Cheap Love Songs- 2013
A true to life song cycle about an ill-fated affair. Welcome to the milftastic adventures of life loving Katie. Kicking ass when she has to. Loving hard cuz she wants to. Making art cuz she needs to. Art sales maven and instigator, saving the world one man at a time.
The Asylum Years- 2012
As an African American weaned on popular music and British Invasion rock the ironic juxtaposition is not lost on me, imagining myself a black man pretending to be a white man pretending to be black. I feel it is my right to engage in this rock and roll reclamation.

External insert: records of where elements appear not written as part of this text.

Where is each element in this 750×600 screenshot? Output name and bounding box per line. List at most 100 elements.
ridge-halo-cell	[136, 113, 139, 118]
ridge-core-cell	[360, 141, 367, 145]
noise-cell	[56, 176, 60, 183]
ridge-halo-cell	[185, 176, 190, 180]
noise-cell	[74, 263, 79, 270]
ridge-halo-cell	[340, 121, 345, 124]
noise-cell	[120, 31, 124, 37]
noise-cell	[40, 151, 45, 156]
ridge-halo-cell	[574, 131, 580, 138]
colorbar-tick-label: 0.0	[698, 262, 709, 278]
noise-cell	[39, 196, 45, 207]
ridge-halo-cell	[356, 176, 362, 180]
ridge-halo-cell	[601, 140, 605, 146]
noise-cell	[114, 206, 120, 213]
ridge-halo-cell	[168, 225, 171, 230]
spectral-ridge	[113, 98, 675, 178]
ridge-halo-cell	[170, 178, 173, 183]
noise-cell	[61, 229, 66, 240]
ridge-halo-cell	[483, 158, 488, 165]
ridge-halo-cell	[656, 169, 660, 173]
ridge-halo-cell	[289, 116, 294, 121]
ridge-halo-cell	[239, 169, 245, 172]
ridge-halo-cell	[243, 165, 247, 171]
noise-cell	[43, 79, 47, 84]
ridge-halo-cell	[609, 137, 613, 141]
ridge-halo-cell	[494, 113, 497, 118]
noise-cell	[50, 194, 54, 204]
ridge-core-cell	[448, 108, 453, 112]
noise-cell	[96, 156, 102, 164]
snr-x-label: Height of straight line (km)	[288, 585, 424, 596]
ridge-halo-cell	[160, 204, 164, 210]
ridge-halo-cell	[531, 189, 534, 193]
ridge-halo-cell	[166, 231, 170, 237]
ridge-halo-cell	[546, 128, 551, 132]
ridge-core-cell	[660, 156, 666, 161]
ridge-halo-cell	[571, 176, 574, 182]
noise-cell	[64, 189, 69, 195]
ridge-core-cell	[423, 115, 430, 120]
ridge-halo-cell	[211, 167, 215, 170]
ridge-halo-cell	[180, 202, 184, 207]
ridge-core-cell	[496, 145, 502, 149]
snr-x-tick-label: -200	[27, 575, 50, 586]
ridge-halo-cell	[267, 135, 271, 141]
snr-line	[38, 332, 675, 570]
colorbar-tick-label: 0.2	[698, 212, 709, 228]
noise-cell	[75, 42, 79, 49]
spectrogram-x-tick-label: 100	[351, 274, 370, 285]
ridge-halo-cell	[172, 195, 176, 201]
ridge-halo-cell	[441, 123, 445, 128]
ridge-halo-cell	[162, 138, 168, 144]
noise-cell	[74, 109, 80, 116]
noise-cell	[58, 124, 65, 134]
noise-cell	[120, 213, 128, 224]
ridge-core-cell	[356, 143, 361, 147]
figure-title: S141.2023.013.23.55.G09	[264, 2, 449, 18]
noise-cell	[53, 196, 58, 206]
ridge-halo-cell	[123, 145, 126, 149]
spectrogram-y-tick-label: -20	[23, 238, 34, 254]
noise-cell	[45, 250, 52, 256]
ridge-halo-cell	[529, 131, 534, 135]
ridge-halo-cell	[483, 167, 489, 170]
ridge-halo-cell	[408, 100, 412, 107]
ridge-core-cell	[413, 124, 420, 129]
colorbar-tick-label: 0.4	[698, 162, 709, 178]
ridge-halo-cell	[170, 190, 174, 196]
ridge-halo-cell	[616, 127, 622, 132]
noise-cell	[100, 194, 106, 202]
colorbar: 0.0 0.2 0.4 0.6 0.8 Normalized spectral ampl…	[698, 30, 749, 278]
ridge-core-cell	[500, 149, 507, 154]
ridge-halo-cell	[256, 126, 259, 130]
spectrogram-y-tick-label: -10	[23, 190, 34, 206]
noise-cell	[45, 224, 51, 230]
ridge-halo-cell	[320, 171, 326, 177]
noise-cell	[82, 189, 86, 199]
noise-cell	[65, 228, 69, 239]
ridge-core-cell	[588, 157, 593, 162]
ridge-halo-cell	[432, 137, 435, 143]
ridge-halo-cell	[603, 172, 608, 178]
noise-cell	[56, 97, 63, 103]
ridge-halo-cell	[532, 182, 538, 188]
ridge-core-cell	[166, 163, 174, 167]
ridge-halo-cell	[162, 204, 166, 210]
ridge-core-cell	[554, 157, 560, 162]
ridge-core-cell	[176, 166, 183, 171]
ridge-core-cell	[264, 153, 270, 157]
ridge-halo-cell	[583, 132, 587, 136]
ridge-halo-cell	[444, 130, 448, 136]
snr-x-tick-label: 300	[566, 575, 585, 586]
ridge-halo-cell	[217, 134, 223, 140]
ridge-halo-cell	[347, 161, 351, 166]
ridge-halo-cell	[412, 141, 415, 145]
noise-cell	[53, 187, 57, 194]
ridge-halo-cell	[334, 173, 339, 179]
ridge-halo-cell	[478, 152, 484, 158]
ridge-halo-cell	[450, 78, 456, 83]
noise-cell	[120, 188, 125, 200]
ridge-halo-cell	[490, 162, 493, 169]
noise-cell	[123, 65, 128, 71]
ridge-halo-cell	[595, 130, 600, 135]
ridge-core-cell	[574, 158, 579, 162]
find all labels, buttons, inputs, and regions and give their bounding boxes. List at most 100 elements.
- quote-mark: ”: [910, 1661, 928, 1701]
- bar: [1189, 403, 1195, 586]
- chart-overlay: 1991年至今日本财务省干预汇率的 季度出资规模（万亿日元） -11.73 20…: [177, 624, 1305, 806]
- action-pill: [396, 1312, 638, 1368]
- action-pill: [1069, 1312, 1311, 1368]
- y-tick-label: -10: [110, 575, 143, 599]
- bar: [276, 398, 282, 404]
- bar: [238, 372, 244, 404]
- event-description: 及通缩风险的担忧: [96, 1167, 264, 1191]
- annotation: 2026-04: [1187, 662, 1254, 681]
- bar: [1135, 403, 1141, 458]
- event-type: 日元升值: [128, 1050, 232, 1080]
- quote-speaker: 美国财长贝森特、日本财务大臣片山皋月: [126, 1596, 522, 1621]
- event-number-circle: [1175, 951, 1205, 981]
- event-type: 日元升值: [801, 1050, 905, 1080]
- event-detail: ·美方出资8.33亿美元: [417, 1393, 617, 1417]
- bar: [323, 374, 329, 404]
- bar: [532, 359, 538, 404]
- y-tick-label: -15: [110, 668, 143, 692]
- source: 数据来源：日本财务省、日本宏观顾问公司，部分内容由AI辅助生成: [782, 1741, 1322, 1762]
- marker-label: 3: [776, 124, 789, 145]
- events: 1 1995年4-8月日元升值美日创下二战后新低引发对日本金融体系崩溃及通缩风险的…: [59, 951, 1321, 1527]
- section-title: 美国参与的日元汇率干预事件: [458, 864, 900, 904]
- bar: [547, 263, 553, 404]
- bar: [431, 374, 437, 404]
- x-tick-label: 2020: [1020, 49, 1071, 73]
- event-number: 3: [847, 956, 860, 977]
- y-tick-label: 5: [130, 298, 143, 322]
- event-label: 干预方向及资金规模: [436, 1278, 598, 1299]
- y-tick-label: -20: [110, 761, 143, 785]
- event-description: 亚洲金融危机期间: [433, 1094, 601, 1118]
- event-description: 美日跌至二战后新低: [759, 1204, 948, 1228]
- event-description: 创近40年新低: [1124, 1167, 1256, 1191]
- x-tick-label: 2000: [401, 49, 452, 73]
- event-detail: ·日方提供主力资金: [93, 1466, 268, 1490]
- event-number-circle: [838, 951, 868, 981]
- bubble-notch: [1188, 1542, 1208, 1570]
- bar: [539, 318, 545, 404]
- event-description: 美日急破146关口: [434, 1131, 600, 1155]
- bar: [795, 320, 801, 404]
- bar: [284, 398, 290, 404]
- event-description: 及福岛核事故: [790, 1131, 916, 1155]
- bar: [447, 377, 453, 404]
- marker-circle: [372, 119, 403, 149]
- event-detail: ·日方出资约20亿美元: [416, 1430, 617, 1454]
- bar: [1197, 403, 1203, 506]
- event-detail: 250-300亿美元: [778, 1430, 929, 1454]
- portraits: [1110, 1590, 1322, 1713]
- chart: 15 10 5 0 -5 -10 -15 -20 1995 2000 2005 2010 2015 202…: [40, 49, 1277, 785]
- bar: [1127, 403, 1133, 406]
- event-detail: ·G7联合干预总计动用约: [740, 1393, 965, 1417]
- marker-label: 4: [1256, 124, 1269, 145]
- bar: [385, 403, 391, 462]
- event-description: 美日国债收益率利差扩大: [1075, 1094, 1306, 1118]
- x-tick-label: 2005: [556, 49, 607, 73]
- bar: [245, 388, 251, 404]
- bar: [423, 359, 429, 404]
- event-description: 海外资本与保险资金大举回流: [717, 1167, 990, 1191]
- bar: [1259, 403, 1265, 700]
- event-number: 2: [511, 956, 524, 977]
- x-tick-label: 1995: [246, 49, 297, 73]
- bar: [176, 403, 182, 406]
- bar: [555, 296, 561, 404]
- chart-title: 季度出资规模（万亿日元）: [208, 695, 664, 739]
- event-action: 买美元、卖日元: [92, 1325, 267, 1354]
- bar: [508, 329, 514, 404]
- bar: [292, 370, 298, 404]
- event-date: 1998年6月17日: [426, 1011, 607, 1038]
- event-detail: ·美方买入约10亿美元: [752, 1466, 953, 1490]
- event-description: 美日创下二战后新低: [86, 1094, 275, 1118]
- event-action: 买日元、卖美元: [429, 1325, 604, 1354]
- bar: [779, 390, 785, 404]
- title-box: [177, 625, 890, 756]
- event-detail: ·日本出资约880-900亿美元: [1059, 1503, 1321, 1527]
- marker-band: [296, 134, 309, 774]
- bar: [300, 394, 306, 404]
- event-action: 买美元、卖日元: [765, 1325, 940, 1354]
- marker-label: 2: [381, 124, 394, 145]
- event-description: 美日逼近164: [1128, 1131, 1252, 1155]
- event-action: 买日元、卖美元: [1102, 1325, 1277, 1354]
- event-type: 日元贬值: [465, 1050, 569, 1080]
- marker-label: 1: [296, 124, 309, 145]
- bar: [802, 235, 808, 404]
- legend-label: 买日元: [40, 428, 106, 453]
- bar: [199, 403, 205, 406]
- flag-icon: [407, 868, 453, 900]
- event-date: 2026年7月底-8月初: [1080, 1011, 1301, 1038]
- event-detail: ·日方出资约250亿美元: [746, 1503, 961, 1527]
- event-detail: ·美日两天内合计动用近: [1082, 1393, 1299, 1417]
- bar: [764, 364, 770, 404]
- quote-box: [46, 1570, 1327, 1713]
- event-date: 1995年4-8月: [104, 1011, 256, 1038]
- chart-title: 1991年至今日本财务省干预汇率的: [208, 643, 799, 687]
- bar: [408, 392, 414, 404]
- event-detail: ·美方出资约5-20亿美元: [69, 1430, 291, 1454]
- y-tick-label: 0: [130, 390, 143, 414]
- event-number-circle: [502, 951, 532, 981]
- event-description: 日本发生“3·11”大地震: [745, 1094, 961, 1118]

Insanity Never Sounded So Good!- 2012
Shining Down On Me was written as a hymn during a reflective moment and turning the corner on the way I thought about life. Featuring Queens’ own Spiros Arnakis tastefully propelling the rhythm and the amazing Hyera Kim on piano.
Missing Links- 2012
Bum On The Street (Pimp In The Joint) began as intimidation, insults, and threats overheard while detained at Rikers Island. My favorite layered put down was "you'll see many a Soul Train" suggesting one stupid enough to take a bad plea and get served, do a lot of time, and wind up in front of that damned TV...watching Soul Train.
The Black Beetle- 2012
Hurt And Desperate was inspired by the 60’s chestnut Bobby’s Girl by Marcie Blane and Nine Inch Nails’ Head Like a Hole though it sounds nothing like either. Being an inpatient in Creedmoor hospital provided a great deal of inspired grist for a young songwriter to chew on. Pretty proud of that outro.
Zombie Savant- 2010
Institutionalized is a-day-in-the-life of a mental patient. The Dumping Ground was written after a few years in the asylum and finally understanding where I was, especially after my brother-in-law let me know during a visit, giving me the title.
The Cosmic Knockout- 2008
The Devil Incarnate was written in 1995, imagining if Satan had a signature tune. The song was also a meditation on my inappropriate sexual relationship with my elderly therapist, the ward social worker. The bloom was coming off the rose and I was disenchanted but only allowed to express it artistically, in song.
Square Roots- 2004
The Nearest Faraway Place was imagined as The Beatles singing It’s a Small World After All. Written on a psych ward in 1995 on the onset of a traumatic psychotic break. Thanks to Ian Yeager for the mandolin solo, dropped in during a clandestine session in the visitor’s room for the price of a sandwich.